Ademais, a bandeira deve ser sempre hasteada em datas nacionais e figurar em posição de realce quando hasteada juntamente com outras bandeiras (à direita, tratando-se de números pares; ou ao centro, tratando-se de números impares). A bandeira, se permanecer hasteada durante a noite, deve estar iluminada, e quando não estiver em uso, deverá ser guardada em lugar digno.

Tais prescrições e proibições estão dispostas em vários artigos e incisos da lei. A violação de qualquer proibição é considerada contravenção penal, sujeitando-se o infrator à pena de multa de uma a quatro vezes o maior valor referência (atualizado de acordo com os novos índices) e elevada em dobro nos casos de reincidência (artigo 35). Trata-se de uma norma penal incompleta, da espécie tipo penal em branco, que depende de um complemento normativo para a exata compreensão da contravenção.

O processo é de competência do Juizado Especial Criminal e as autoridades públicas têm o dever de agir diante da ocorrência fática. Isso quer dizer que o policial militar deve registrar a ocorrência, o delegado de polícia deve lavrar o Termo Circunstanciado de Ocorrência (TCO), o promotor de Justiça deve optar pelo arquivamento, despenalização (transação penal) ou denúncia, cabendo ao juiz competente a decisão final.

Teses defensivas podem ser articuladas sustentando, entre outras, o princípio da adequação social ou erro sobre a ilicitude do fato (má interpretação da norma), buscando a isenção de pena e cabendo ao juiz competente examinar cada caso concreto.

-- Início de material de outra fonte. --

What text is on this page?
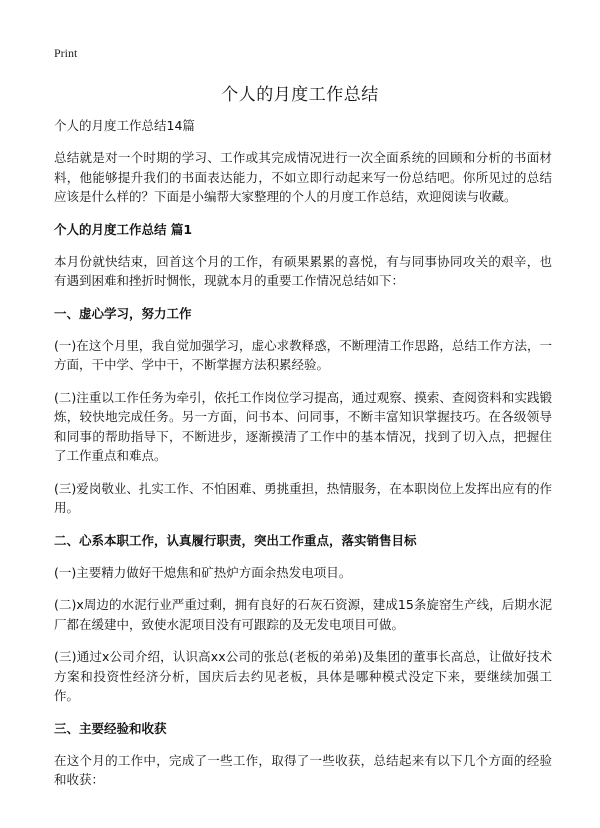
Print
个人的月度工作总结

个人的月度工作总结14篇

总结就是对一个时期的学习、工作或其完成情况进行一次全面系统的回顾和分析的书面材料，他能够提升我们的书面表达能力，不如立即行动起来写一份总结吧。你所见过的总结应该是什么样的？下面是小编帮大家整理的个人的月度工作总结，欢迎阅读与收藏。

个人的月度工作总结 篇1

本月份就快结束，回首这个月的工作，有硕果累累的喜悦，有与同事协同攻关的艰辛，也有遇到困难和挫折时惆怅，现就本月的重要工作情况总结如下：

一、虚心学习，努力工作

(一)在这个月里，我自觉加强学习，虚心求教释惑，不断理清工作思路，总结工作方法，一方面，干中学、学中干，不断掌握方法积累经验。

(二)注重以工作任务为牵引，依托工作岗位学习提高，通过观察、摸索、查阅资料和实践锻炼，较快地完成任务。另一方面，问书本、问同事，不断丰富知识掌握技巧。在各级领导和同事的帮助指导下，不断进步，逐渐摸清了工作中的基本情况，找到了切入点，把握住了工作重点和难点。

(三)爱岗敬业、扎实工作、不怕困难、勇挑重担，热情服务，在本职岗位上发挥出应有的作用。

二、心系本职工作，认真履行职责，突出工作重点，落实销售目标

(一)主要精力做好干熄焦和矿热炉方面余热发电项目。

(二)x周边的水泥行业严重过剩，拥有良好的石灰石资源，建成15条旋窑生产线，后期水泥厂都在缓建中，致使水泥项目没有可跟踪的及无发电项目可做。

(三)通过x公司介绍，认识高xx公司的张总(老板的弟弟)及集团的董事长高总，让做好技术方案和投资性经济分析，国庆后去约见老板，具体是哪种模式没定下来，要继续加强工作。

三、主要经验和收获

在这个月的工作中，完成了一些工作，取得了一些收获，总结起来有以下几个方面的经验和收获：
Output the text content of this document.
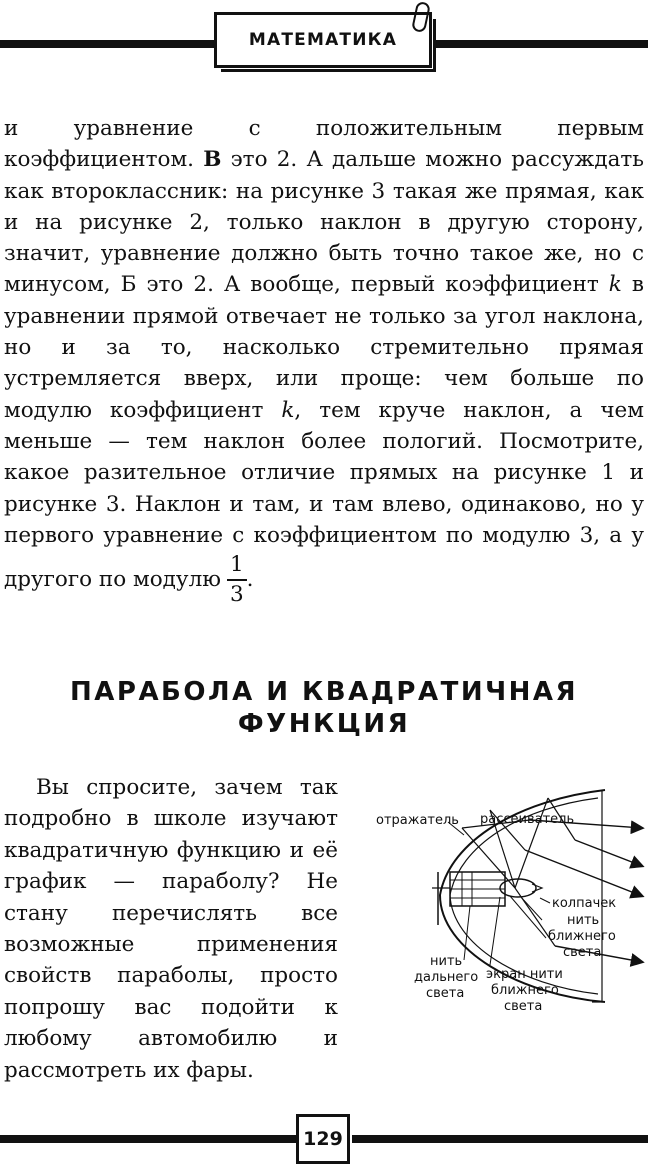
МАТЕМАТИКА

и уравнение с положительным первым коэффициентом. В это 2. А дальше можно рассуждать как второклассник: на рисунке 3 такая же прямая, как и на рисунке 2, только наклон в другую сторону, значит, уравнение должно быть точно такое же, но с минусом, Б это 2. А вообще, первый коэффициент k в уравнении прямой отвечает не только за угол наклона, но и за то, насколько стремительно прямая устремляется вверх, или проще: чем больше по модулю коэффициент k, тем круче наклон, а чем меньше — тем наклон более пологий. Посмотрите, какое разительное отличие прямых на рисунке 1 и рисунке 3. Наклон и там, и там влево, одинаково, но у первого уравнение с коэффициентом по модулю 3, а у другого по модулю $\frac{1}{3}$ .

ПАРАБОЛА И КВАДРАТИЧНАЯ
ФУНКЦИЯ

Вы спросите, зачем так подробно в школе изучают квадратичную функцию и её график — параболу? Не стану перечислять все возможные применения свойств параболы, просто попрошу вас подойти к любому автомобилю и рассмотреть их фары.

отражатель рассеиватель
колпачек
нить
ближнего
света
нить
дальнего
света
экран нити
ближнего
света
129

Mas são por demais raros, processos contravencionais relativos ao desrespeito aos símbolos nacionais, mesmo porque impera uma desinformação generalizada jungida a uma tolerância cultural das autoridades competentes.

Se lamentavelmente uma grande parcela da população brasileira ignora a conduta correta no trato dos símbolos oficiais do país, isso mais se deve à falta de ação governamental voltada para a difusão e valorização de tais símbolos evocativos da pátria. Mas o mais importante é a educação cívica da criança e do adolescente, inexplicavelmente abolida, que deveria ter início no ensino infantil, reforçar no ensino fundamental e se aperfeiçoar no ensino médio.


Marcos Henrique Caldeira Brant é juiz de direito da 11ª Vara Criminal em Belo Horizonte.

Este artigo foi publicado no caderno Direito e Justiça, do jornal Estado de Minas, edição do dia 21 de junho de 2010.